Hommes M, Chowdhury S, Visconti D, Navsaria P H, Krige J E J, Cadosch D, Nicol A J
Department of Surgery, Trauma Centre, Groote Schuur Hospital, University of Cape Town, Cape Town, South Africa.
Department of Surgery, University of Cape Town, Cape Town, South Africa.
Eur J Trauma Emerg Surg. 2018 Feb;44(1):79-85. doi: 10.1007/s00068-017-0768-8. Epub 2017 Feb 27.
Damage control laparotomy (DCL) is a well-established surgical strategy in the management of the severely injured abdominal trauma patients. The selection of patients by intra-abdominal organs involvement for DCL remains controversial. The aim of this study was to assess the injury to the abdominal organs that causing severe metabolic failure, needing DCL.
Severely injured abdominal trauma patients with a complex pattern of injuries were reviewed over a 52-month period. They were divided into DCL and definitive repair (DR) group according to the operative strategy. Factors identifying patients who underwent a DCL were analyzed and evaluated.
Twenty-five patients underwent a DCL, and 55 patients had DR. Two patients died before or during surgery. The number and severity of overall injuries were equally distributed in the two groups of patients. Patients who underwent a DCL presented more frequently hemodynamically unstable (p = 0.02), required more units of blood (p < 0.0001) and intubation to secure the airway (p < 0.0001). The onset of metabolic failure was more profound in these group of patients than DR group. The mean Basedeficit was - 7.0 and - 3.8, respectively, (p = 0.003). Abdominal vascular (p = 0.001) and major liver injuries (p = 0.006) were more frequently diagnosed in the DCL group. The mortality, complications (p < 0.0001), hospital (p < 0.0001), and ICU stay (p < 0.009) were also higher in patients with DCL.
In severely injured with an intricate pattern of injuries, 31% of the patients required a DCL with 92% survival rate. Severe metabolic failure following significant liver and abdominal vascular injuries dictates the need for a DCL and improves outcome in the current era.
损伤控制剖腹术(DCL)是治疗严重腹部创伤患者的一种成熟的手术策略。根据腹腔内器官受累情况选择DCL患者仍存在争议。本研究的目的是评估导致严重代谢衰竭、需要进行DCL的腹部器官损伤情况。

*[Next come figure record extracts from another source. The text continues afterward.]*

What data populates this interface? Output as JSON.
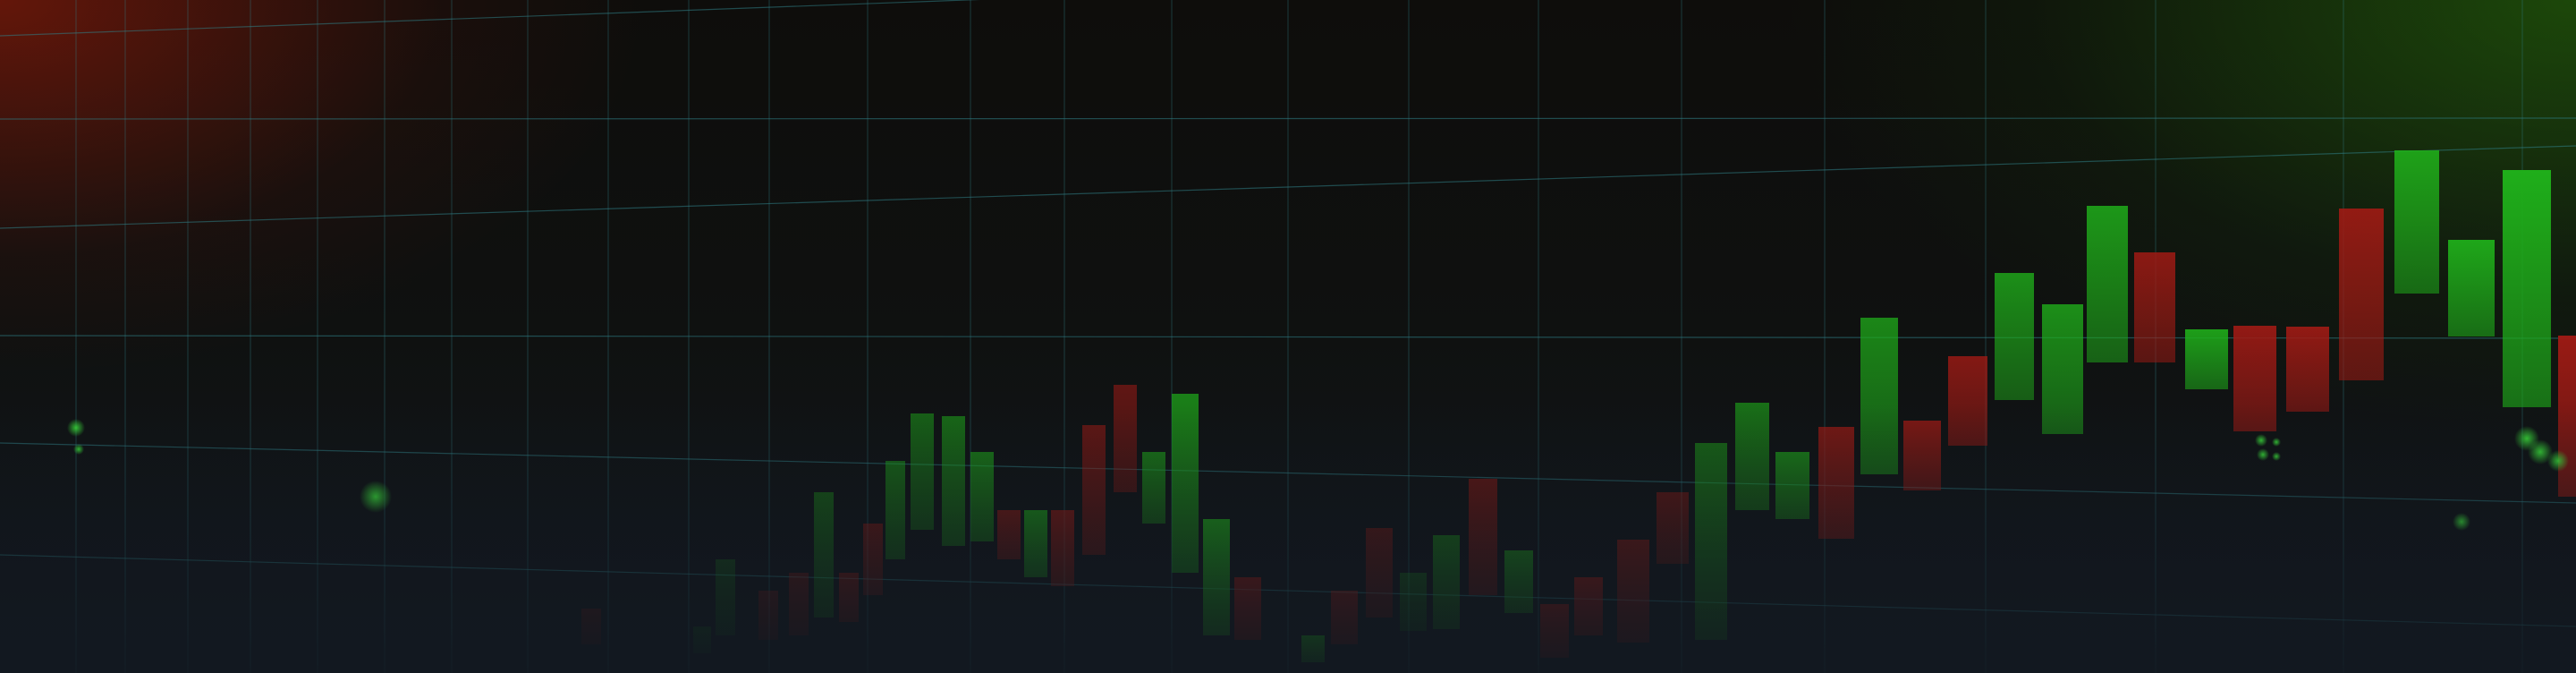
{
  "scene": {
    "description_label": "",
    "palette": {
      "bg_top_left": "#7a1a0a",
      "bg_top_right": "#1e5a0c",
      "bg_base": "#0f1110",
      "grid": "#2f7f86",
      "up": "#1fae1a",
      "down": "#a11a14"
    }
  },
  "candles": [
    {
      "dir": "down",
      "alpha": 0.25
    },
    {
      "dir": "up",
      "alpha": 0.2
    },
    {
      "dir": "up",
      "alpha": 0.25
    },
    {
      "dir": "down",
      "alpha": 0.3
    },
    {
      "dir": "down",
      "alpha": 0.35
    },
    {
      "dir": "up",
      "alpha": 0.4
    },
    {
      "dir": "down",
      "alpha": 0.45
    },
    {
      "dir": "down",
      "alpha": 0.45
    },
    {
      "dir": "up",
      "alpha": 0.5
    },
    {
      "dir": "up",
      "alpha": 0.5
    },
    {
      "dir": "up",
      "alpha": 0.55
    },
    {
      "dir": "up",
      "alpha": 0.6
    },
    {
      "dir": "down",
      "alpha": 0.55
    },
    {
      "dir": "up",
      "alpha": 0.65
    },
    {
      "dir": "down",
      "alpha": 0.6
    },
    {
      "dir": "down",
      "alpha": 0.55
    },
    {
      "dir": "down",
      "alpha": 0.55
    },
    {
      "dir": "up",
      "alpha": 0.6
    },
    {
      "dir": "up",
      "alpha": 0.7
    },
    {
      "dir": "up",
      "alpha": 0.75
    },
    {
      "dir": "down",
      "alpha": 0.6
    },
    {
      "dir": "up",
      "alpha": 0.7
    },
    {
      "dir": "down",
      "alpha": 0.5
    },
    {
      "dir": "down",
      "alpha": 0.4
    },
    {
      "dir": "up",
      "alpha": 0.3
    },
    {
      "dir": "up",
      "alpha": 0.45
    },
    {
      "dir": "down",
      "alpha": 0.5
    },
    {
      "dir": "up",
      "alpha": 0.55
    },
    {
      "dir": "down",
      "alpha": 0.55
    },
    {
      "dir": "down",
      "alpha": 0.6
    },
    {
      "dir": "down",
      "alpha": 0.5
    },
    {
      "dir": "down",
      "alpha": 0.45
    },
    {
      "dir": "up",
      "alpha": 0.5
    },
    {
      "dir": "up",
      "alpha": 0.6
    },
    {
      "dir": "up",
      "alpha": 0.65
    },
    {
      "dir": "down",
      "alpha": 0.7
    },
    {
      "dir": "up",
      "alpha": 0.75
    },
    {
      "dir": "down",
      "alpha": 0.75
    },
    {
      "dir": "down",
      "alpha": 0.8
    },
    {
      "dir": "up",
      "alpha": 0.8
    },
    {
      "dir": "up",
      "alpha": 0.8
    },
    {
      "dir": "up",
      "alpha": 0.85
    },
    {
      "dir": "down",
      "alpha": 0.85
    },
    {
      "dir": "up",
      "alpha": 0.9
    },
    {
      "dir": "down",
      "alpha": 0.9
    },
    {
      "dir": "down",
      "alpha": 0.9
    },
    {
      "dir": "down",
      "alpha": 0.9
    },
    {
      "dir": "up",
      "alpha": 0.9
    },
    {
      "dir": "up",
      "alpha": 0.95
    },
    {
      "dir": "up",
      "alpha": 1.0
    },
    {
      "dir": "down",
      "alpha": 0.95
    },
    {
      "dir": "up",
      "alpha": 1.0
    },
    {
      "dir": "down",
      "alpha": 0.9
    }
  ]
}
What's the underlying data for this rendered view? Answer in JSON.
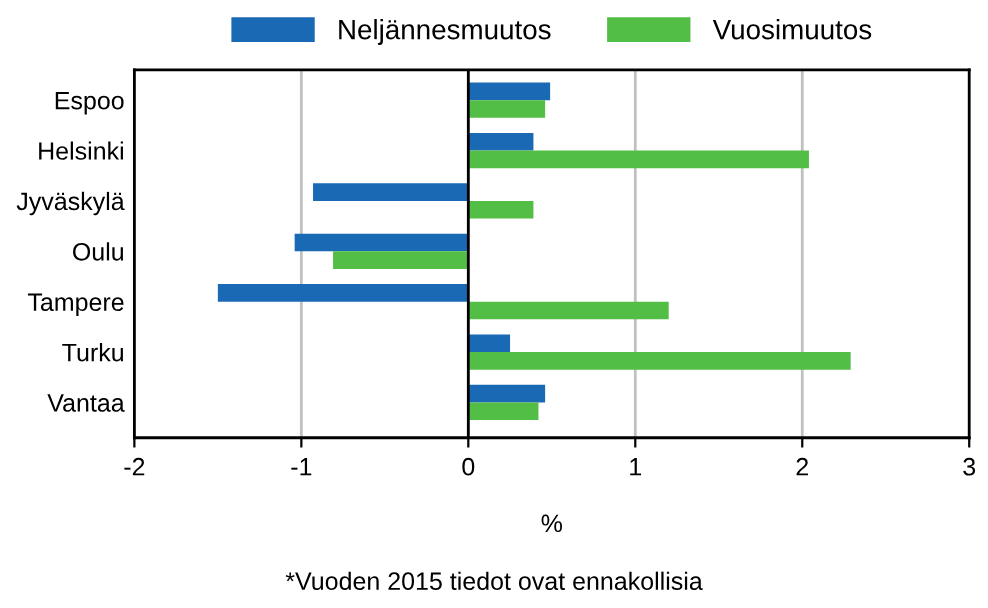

回顾了52个月期间受伤模式复杂的严重腹部创伤患者。根据手术策略将他们分为DCL组和确定性修复(DR)组。分析并评估了确定接受DCL患者的因素。
25例患者接受了DCL,55例患者进行了DR。2例患者在手术前或手术期间死亡。两组患者的总体损伤数量和严重程度分布相同。接受DCL的患者血流动力学不稳定的情况更常见(p = 0.02),需要更多单位的血液(p < 0.0001)以及进行气管插管以确保气道安全(p < 0.0001)。这组患者的代谢衰竭发作比DR组更严重。平均碱缺失分别为-7.0和-3.8(p = 0.003)。DCL组更常诊断出腹部血管损伤(p = 0.001)和严重肝损伤(p = 0.006)。DCL患者的死亡率、并发症(p < 0.0001)、住院时间(p < 0.0001)和重症监护病房停留时间(p < 0.009)也更高。
在受伤模式复杂的严重创伤患者中,31%的患者需要进行DCL,生存率为92%。严重肝脏和腹部血管损伤后出现的严重代谢衰竭决定了需要进行DCL,并在当前时代改善了治疗结果。